My brother-in-law loves statistics and numbers and odds. He told me after the fact all the different scenarios that could have happened, how close I’d been to not winning the World. I appreciate that he waited to tell me!

But I did win, and now I’m a three-time World Champion. After I won my first title and even my second, there were people who asked me if I’d earned it, deserved it, when guys like Kaycee Feild, Bobby Mote and Will Lowe weren’t in the mix. This time they were, and it tested me. My other competitors, my brothers, pushed me. They did not make it easy on me, but that made victory even sweeter.

This week I had X-rays done on my shoulder, and they came back clean.
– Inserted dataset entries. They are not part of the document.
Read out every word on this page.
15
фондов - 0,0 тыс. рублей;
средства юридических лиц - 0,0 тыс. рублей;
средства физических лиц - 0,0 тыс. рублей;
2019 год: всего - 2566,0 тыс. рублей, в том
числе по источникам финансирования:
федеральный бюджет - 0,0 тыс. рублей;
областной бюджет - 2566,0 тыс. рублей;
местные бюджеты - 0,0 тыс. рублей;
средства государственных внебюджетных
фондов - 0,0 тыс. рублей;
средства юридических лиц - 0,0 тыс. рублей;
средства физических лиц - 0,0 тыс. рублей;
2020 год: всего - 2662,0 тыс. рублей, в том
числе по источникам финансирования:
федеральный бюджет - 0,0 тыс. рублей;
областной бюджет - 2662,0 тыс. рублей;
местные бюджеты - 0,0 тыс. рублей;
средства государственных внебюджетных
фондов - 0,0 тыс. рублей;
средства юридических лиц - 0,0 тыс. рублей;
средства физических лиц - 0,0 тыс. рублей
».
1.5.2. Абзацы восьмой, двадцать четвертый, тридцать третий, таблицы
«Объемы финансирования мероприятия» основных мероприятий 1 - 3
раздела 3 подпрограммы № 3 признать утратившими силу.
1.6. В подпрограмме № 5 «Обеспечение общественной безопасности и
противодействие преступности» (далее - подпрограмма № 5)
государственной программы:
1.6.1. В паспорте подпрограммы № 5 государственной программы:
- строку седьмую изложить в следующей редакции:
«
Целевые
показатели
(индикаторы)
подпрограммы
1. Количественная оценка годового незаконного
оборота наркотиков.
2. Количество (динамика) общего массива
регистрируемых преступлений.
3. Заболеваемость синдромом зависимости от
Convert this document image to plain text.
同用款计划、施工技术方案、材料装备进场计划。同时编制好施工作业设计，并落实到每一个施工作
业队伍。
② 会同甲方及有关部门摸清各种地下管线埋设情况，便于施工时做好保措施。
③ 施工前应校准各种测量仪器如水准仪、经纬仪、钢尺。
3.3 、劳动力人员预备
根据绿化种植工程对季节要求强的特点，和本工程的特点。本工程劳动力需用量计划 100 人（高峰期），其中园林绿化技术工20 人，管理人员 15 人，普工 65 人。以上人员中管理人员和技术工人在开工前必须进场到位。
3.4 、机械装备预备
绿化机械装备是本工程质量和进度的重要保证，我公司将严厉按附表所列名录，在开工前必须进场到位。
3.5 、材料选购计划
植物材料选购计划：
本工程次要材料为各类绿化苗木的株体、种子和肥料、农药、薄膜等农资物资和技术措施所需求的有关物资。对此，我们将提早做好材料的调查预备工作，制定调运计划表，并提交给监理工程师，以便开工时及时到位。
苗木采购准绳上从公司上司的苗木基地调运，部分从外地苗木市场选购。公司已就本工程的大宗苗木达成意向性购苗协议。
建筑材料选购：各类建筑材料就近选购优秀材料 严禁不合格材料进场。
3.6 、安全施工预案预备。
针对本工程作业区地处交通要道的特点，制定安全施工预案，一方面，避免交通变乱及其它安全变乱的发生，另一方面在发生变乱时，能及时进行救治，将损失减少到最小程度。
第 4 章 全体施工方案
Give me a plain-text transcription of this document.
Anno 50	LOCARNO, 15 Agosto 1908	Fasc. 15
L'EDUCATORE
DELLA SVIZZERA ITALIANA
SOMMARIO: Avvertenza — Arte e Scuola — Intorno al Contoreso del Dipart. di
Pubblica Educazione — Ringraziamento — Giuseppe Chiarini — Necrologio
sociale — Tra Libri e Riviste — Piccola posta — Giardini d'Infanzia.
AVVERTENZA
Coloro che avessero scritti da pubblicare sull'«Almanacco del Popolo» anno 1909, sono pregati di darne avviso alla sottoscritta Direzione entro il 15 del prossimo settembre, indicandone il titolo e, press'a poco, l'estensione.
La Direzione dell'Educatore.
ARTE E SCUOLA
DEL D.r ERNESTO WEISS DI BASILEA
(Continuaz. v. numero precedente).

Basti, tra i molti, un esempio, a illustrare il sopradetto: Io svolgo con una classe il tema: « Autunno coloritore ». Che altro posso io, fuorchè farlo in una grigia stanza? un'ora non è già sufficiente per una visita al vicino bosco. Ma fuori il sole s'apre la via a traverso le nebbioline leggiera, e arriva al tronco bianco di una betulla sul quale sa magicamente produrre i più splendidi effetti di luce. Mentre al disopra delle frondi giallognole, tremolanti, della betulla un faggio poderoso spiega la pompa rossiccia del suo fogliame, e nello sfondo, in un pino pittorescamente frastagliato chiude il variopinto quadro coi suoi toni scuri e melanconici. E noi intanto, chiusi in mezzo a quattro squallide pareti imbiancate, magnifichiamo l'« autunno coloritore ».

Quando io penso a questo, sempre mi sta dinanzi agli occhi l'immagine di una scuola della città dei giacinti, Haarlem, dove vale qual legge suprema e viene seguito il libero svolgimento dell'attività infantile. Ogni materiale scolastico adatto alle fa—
I had stem cells injected in my shoulder. I’m scheduled to have an MRI. The doctors think I tore my rotator cuff or labrum. If it’s a full tear, I’m looking at a twenty-week recovery. If it’s a partial tear, it can heal on its own.

I’m staying optimistic and entering winter rodeos already. Denver is one of my favorites. I always do well there. If I need to stay home and heal up until San Antonio in February, then that’s what I’ll do. But for now, I’m making plans and setting goals, because I’m not stopping at three gold buckles.